General Manager, Michael T. Fritschi walks through a pump house at the Klamath Falls wastewater treatment plant.

An ongoing initiative to save energy and cut electricity use and operating costs at the South Suburban Sanitary District, SSSD, in Klamath Falls is adding value to the community and to its ratepayers. Thanks to a recent investment in new, energy-efficient technology at the district’s wastewater treatment plant, SSSD earned $77,125 in cash incentives from Energy Trust of Oregon and expects to save 40 percent on its annual electricity bill.

Serving commercial businesses and residences in Klamath County and parts of Klamath Falls, SSSD, which is served by Pacific Power, processes an average of 2.7 million gallons per day of wastewater. Treating all that wastewater is an energy-intensive process, which means District Manager Michael Fritschi pays close attention to advancements in technology and equipment that will improve treatment, lower energy consumption and reduce the district’s overall carbon footprint.

SSSD’s plant uses four lagoons as part of its process, including one aerated treatment lagoon. Prior to the equipment upgrade, air was introduced to the wastewater through an older system of coarse bubble diffusers spaced throughout the lagoon. The coarse bubbles provide aeration and keep the sediment in the aerated lagoon mixed, but the oxygen transfer efficiency tends to be fairly low.

The solution to the aeration diffuser problem was a hybrid system that would keep sediment mixed, provide sufficient air and use less energy. One of the first installations of this technology on the West Coast, the project entailed replacing 328 coarse bubble aeration diffusers with 63 efficient diffusers capable of providing a combination of coarse bubbles for mixing as well as fine bubbles for improved aeration efficiency. The fine bubble diffusers increased the oxygen transfer efficiency, which reduces the system’s overall energy load.
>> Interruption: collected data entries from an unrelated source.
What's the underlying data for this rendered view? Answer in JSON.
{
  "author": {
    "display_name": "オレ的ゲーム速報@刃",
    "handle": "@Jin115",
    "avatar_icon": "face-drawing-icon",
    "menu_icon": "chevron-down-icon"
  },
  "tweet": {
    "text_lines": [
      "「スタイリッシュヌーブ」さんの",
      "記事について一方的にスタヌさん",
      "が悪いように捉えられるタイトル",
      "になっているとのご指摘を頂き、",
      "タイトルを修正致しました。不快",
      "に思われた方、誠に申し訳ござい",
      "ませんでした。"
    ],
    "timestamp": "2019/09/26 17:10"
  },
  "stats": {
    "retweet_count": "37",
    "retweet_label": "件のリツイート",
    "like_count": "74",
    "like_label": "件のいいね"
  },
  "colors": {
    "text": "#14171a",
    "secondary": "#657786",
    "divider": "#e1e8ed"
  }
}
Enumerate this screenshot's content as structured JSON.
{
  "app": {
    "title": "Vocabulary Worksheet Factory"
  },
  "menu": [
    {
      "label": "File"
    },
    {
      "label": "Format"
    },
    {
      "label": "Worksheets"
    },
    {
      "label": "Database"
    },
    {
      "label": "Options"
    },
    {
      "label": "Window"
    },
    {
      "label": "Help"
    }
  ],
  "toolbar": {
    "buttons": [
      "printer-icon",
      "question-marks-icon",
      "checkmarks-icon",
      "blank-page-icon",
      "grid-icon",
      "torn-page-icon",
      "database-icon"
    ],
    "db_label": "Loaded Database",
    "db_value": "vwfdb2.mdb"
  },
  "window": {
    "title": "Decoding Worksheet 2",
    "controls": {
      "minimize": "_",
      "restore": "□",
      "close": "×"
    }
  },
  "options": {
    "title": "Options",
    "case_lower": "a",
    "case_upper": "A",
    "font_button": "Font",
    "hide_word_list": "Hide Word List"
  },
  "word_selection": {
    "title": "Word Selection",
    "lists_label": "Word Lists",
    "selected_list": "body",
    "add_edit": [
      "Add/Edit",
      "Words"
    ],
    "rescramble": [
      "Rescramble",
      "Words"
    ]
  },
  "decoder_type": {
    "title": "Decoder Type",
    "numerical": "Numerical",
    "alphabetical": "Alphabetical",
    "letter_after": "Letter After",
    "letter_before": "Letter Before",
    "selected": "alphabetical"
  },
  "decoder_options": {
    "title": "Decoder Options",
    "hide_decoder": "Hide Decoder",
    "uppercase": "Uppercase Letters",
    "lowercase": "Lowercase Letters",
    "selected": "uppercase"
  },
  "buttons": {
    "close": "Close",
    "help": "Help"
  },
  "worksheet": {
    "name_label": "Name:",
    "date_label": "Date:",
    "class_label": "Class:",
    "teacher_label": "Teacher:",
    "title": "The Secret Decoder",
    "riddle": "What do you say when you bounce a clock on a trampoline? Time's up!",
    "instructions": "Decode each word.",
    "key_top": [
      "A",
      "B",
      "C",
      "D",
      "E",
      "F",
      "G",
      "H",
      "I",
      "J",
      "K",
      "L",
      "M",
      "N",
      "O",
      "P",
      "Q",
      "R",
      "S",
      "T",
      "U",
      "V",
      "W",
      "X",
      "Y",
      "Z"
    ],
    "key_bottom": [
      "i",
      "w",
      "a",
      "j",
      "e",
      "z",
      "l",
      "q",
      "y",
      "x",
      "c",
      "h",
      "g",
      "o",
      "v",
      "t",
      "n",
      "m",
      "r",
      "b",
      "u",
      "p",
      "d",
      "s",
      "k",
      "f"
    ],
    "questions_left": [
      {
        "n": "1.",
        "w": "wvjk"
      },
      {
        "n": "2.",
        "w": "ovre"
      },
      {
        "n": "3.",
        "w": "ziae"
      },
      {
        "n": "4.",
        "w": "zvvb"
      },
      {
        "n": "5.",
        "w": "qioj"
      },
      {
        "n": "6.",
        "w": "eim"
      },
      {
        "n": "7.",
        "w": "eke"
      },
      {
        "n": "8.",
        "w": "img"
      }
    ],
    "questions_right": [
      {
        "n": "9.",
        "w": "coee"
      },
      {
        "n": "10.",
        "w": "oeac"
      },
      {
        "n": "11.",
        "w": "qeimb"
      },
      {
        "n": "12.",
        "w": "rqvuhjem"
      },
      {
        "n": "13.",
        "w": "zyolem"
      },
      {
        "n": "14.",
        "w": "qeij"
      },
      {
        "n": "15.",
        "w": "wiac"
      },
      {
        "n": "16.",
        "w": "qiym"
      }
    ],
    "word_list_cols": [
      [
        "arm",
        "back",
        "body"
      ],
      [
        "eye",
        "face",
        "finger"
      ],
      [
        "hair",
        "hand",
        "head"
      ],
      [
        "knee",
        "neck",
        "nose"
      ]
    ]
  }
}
“This project is part of an overall energy reduction strategy,” continued Fritschi. “This fiscal year we’ve budgeted 33 percent less for all utility costs than in the last nine fiscal years on average. With utility costs going up, we rely on investments like this one to help us meet our goal. Our community and ratepayers count on us to control costs to keep future rates stable and maintain our long-term financial health.”